Otra opción es la del «alta mar», abandonando la idea de ser un aliado ejemplar en Europa en favor de una acción nacional más independiente. Francia se retiraría de Europa del Este con la esperanza de que otros pongan fin a las ambiciones imperiales rusas. Podría intentar mantener su presencia en África y anticiparse a las amenazas en el Mediterráneo, conservando al mismo tiempo una capacidad de intervención en el Indo-Pacífico. En este escenario, cercano a las esperanzas de los conservadores británicos tras el Brexit, Francia se concentraría en los espacios «comunes» (mares, ciberespacio, espacio) y en su papel de «bombero de crisis», siempre rápido para actuar, pero incapaz de durar. Este escenario presupondría asociaciones fuera de Europa lo suficientemente fuertes como para poder pasar el testigo en caso de crisis prolongada.
¿Existe un escenario «europeo», la fusión de nuestro poder en una forma de ejército común al viejo continente? Nada es menos cierto. La idea de poner en común los medios de defensa surge con regularidad, pero aunque la defensa de Europa progresa y sigue siendo sólida —sobre todo a través de la OTAN—, la «defensa europea» es sobre todo una cuestión de palabras. Frente a los desafíos estratégicos, las sociedades europeas y sus gobiernos han dado hasta ahora respuestas muy heterogéneas, con lo único que tienen en común: el mantenimiento de una forma de fervor casi religioso en la protección estadounidense, hasta el punto de negarse incluso a mencionar el riesgo de su desaparición, a pocos meses de la posible reelección de Donald Trump. Aunque algunos países, como Polonia, están haciendo grandes esfuerzos en términos de capacidades, siempre es con la idea en el fondo de sus mentes de que Washington estará allí para proporcionar liderazgo y «capacidades clave». Pero en cualquier caso, no le corresponde a Francia «elegir» este escenario europeo desde el punto de vista estratégico, y sólo podría surgir —por desgracia— de un conflicto importante que nos empujara hacia una decisión similar a la propuesta de unión franco-británica ofrecida por Churchill a Francia, un poco tarde, en junio de 1940…

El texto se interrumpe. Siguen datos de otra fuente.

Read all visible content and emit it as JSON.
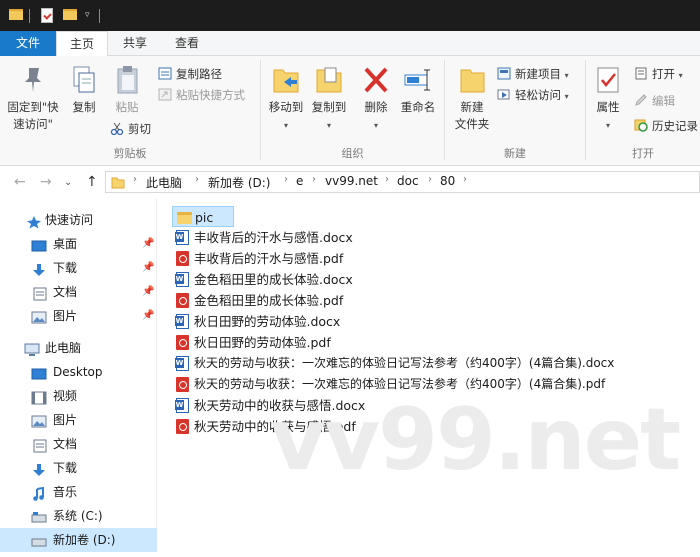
{
  "ribbon_tabs": {
    "file": "文件",
    "home": "主页",
    "share": "共享",
    "view": "查看"
  },
  "clipboard": {
    "pin_line1": "固定到\"快",
    "pin_line2": "速访问\"",
    "copy": "复制",
    "paste": "粘贴",
    "copy_path": "复制路径",
    "paste_shortcut": "粘贴快捷方式",
    "cut": "剪切",
    "label": "剪贴板"
  },
  "organize": {
    "move_to": "移动到",
    "copy_to": "复制到",
    "delete": "删除",
    "rename": "重命名",
    "label": "组织"
  },
  "new_group": {
    "new_folder_line1": "新建",
    "new_folder_line2": "文件夹",
    "new_item": "新建项目",
    "easy_access": "轻松访问",
    "label": "新建"
  },
  "open_group": {
    "properties": "属性",
    "open": "打开",
    "edit": "编辑",
    "history": "历史记录",
    "label": "打开"
  },
  "breadcrumbs": [
    "此电脑",
    "新加卷 (D:)",
    "e",
    "vv99.net",
    "doc",
    "80"
  ],
  "nav": {
    "quick_access": "快速访问",
    "desktop": "桌面",
    "downloads": "下载",
    "documents": "文档",
    "pictures": "图片",
    "this_pc": "此电脑",
    "desktop_en": "Desktop",
    "videos": "视频",
    "pictures2": "图片",
    "documents2": "文档",
    "downloads2": "下载",
    "music": "音乐",
    "system_c": "系统 (C:)",
    "new_volume_d": "新加卷 (D:)"
  },
  "files": [
    {
      "name": "pic",
      "type": "folder"
    },
    {
      "name": "丰收背后的汗水与感悟.docx",
      "type": "docx"
    },
    {
      "name": "丰收背后的汗水与感悟.pdf",
      "type": "pdf"
    },
    {
      "name": "金色稻田里的成长体验.docx",
      "type": "docx"
    },
    {
      "name": "金色稻田里的成长体验.pdf",
      "type": "pdf"
    },
    {
      "name": "秋日田野的劳动体验.docx",
      "type": "docx"
    },
    {
      "name": "秋日田野的劳动体验.pdf",
      "type": "pdf"
    },
    {
      "name": "秋天的劳动与收获：一次难忘的体验日记写法参考（约400字）(4篇合集).docx",
      "type": "docx"
    },
    {
      "name": "秋天的劳动与收获：一次难忘的体验日记写法参考（约400字）(4篇合集).pdf",
      "type": "pdf"
    },
    {
      "name": "秋天劳动中的收获与感悟.docx",
      "type": "docx"
    },
    {
      "name": "秋天劳动中的收获与感悟.pdf",
      "type": "pdf"
    }
  ],
  "watermark": "vv99.net"
}
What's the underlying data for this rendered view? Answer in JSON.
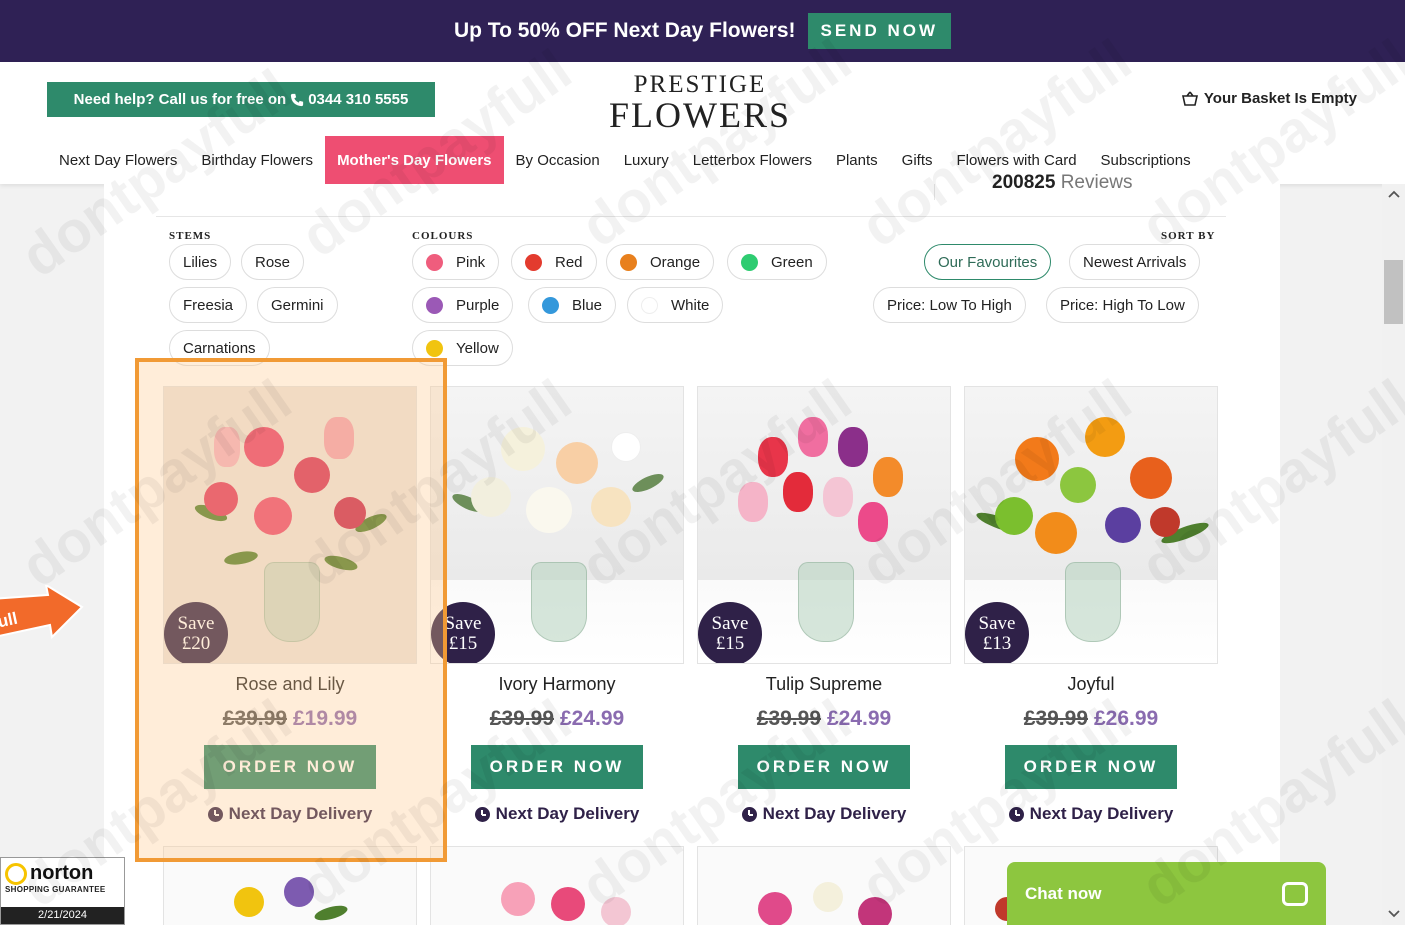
{
  "promo": {
    "text": "Up To 50% OFF Next Day Flowers!",
    "button": "SEND NOW"
  },
  "header": {
    "help_text": "Need help? Call us for free on",
    "phone": "0344 310 5555",
    "logo_line1": "PRESTIGE",
    "logo_line2": "FLOWERS",
    "basket": "Your Basket Is Empty"
  },
  "nav": [
    "Next Day Flowers",
    "Birthday Flowers",
    "Mother's Day Flowers",
    "By Occasion",
    "Luxury",
    "Letterbox Flowers",
    "Plants",
    "Gifts",
    "Flowers with Card",
    "Subscriptions"
  ],
  "reviews": {
    "count": "200825",
    "label": "Reviews"
  },
  "filters": {
    "stems_label": "STEMS",
    "stems": [
      "Lilies",
      "Rose",
      "Freesia",
      "Germini",
      "Carnations"
    ],
    "colours_label": "COLOURS",
    "colours": [
      {
        "name": "Pink",
        "color": "#ef5d7d"
      },
      {
        "name": "Red",
        "color": "#e33b2e"
      },
      {
        "name": "Orange",
        "color": "#e8801d"
      },
      {
        "name": "Green",
        "color": "#2ecc71"
      },
      {
        "name": "Purple",
        "color": "#9b59b6"
      },
      {
        "name": "Blue",
        "color": "#3498db"
      },
      {
        "name": "White",
        "color": "#ffffff"
      },
      {
        "name": "Yellow",
        "color": "#f1c40f"
      }
    ],
    "sort_label": "SORT BY",
    "sort": [
      "Our Favourites",
      "Newest Arrivals",
      "Price: Low To High",
      "Price: High To Low"
    ]
  },
  "products": [
    {
      "name": "Rose and Lily",
      "save_label": "Save",
      "save_amount": "£20",
      "old_price": "£39.99",
      "new_price": "£19.99",
      "order": "ORDER NOW",
      "delivery": "Next Day Delivery"
    },
    {
      "name": "Ivory Harmony",
      "save_label": "Save",
      "save_amount": "£15",
      "old_price": "£39.99",
      "new_price": "£24.99",
      "order": "ORDER NOW",
      "delivery": "Next Day Delivery"
    },
    {
      "name": "Tulip Supreme",
      "save_label": "Save",
      "save_amount": "£15",
      "old_price": "£39.99",
      "new_price": "£24.99",
      "order": "ORDER NOW",
      "delivery": "Next Day Delivery"
    },
    {
      "name": "Joyful",
      "save_label": "Save",
      "save_amount": "£13",
      "old_price": "£39.99",
      "new_price": "£26.99",
      "order": "ORDER NOW",
      "delivery": "Next Day Delivery"
    }
  ],
  "norton": {
    "name": "norton",
    "sub": "SHOPPING GUARANTEE",
    "date": "2/21/2024"
  },
  "chat": {
    "label": "Chat now"
  },
  "side_tab": {
    "text": "full"
  },
  "watermark": "dontpayfull"
}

Por último, está el escenario minimalista de la defensa territorial de bajo coste. En este escenario, las capacidades económicas de Francia estarían tan arruinadas que no podría ni querría asumir más que el mínimo indispensable, aceptando convertirse en un «polizón de la seguridad colectiva» como Austria o Irlanda. Entonces tendría que invertir en capacidades de negación de acceso aéreo, marítimo y terrestre y convertirse en una isla peligrosa, como la defensa territorial de Finlandia. Francia abandonaría cualquier ambición de defensa colectiva en favor de un aislamiento y una neutralidad más o menos espléndidos, al menos en apariencia. El PIB se salvaría y, en un primer momento, las relaciones con ciertas potencias serían más cordiales. Pero el destino del país estaría en otras manos. En Europa hay quienes han asumido esta posición con mayor o menor facilidad durante medio siglo, pero ¿estamos preparados para ello? Sobre todo, más allá de un territorio nacional que podría preservarse mediante la disuasión y la defensa territorial, ¿quién defendería nuestras rutas de abastecimiento?
¿Existe todavía un escenario creíble en el mejor de los casos? Probablemente no. Asumir todas las ambiciones que siguen sobre la mesa en 2022, dado el contexto estratégico cambiante, exigiría un esfuerzo de defensa que, en proporción a nuestra riqueza, ascendería a los niveles de la Guerra Fría, el 4 o el 5% de un PIB a media asta. Seamos realistas: nuestro nivel óptimo de crecimiento económico está muy lejos, al igual que nuestro nivel demográfico óptimo, y estamos saliendo rápidamente de nuestros niveles climáticos y energéticos óptimos. Habrá que elegir y renunciar. Naturalmente, las opciones nunca serán tan maniqueas como las trayectorias aquí previstas. Sin duda, hay ideas útiles a tener en cuenta en cada escenario. Pero la única certeza que tenemos en términos estratégicos es que los retos aumentan y los recursos disminuyen. Nos queda el ejemplo de la Resistencia y de la Francia Libre, la idea de que nunca hay nada perdido, y un objetivo que defender, la supervivencia del proyecto francés en este siglo de peligros.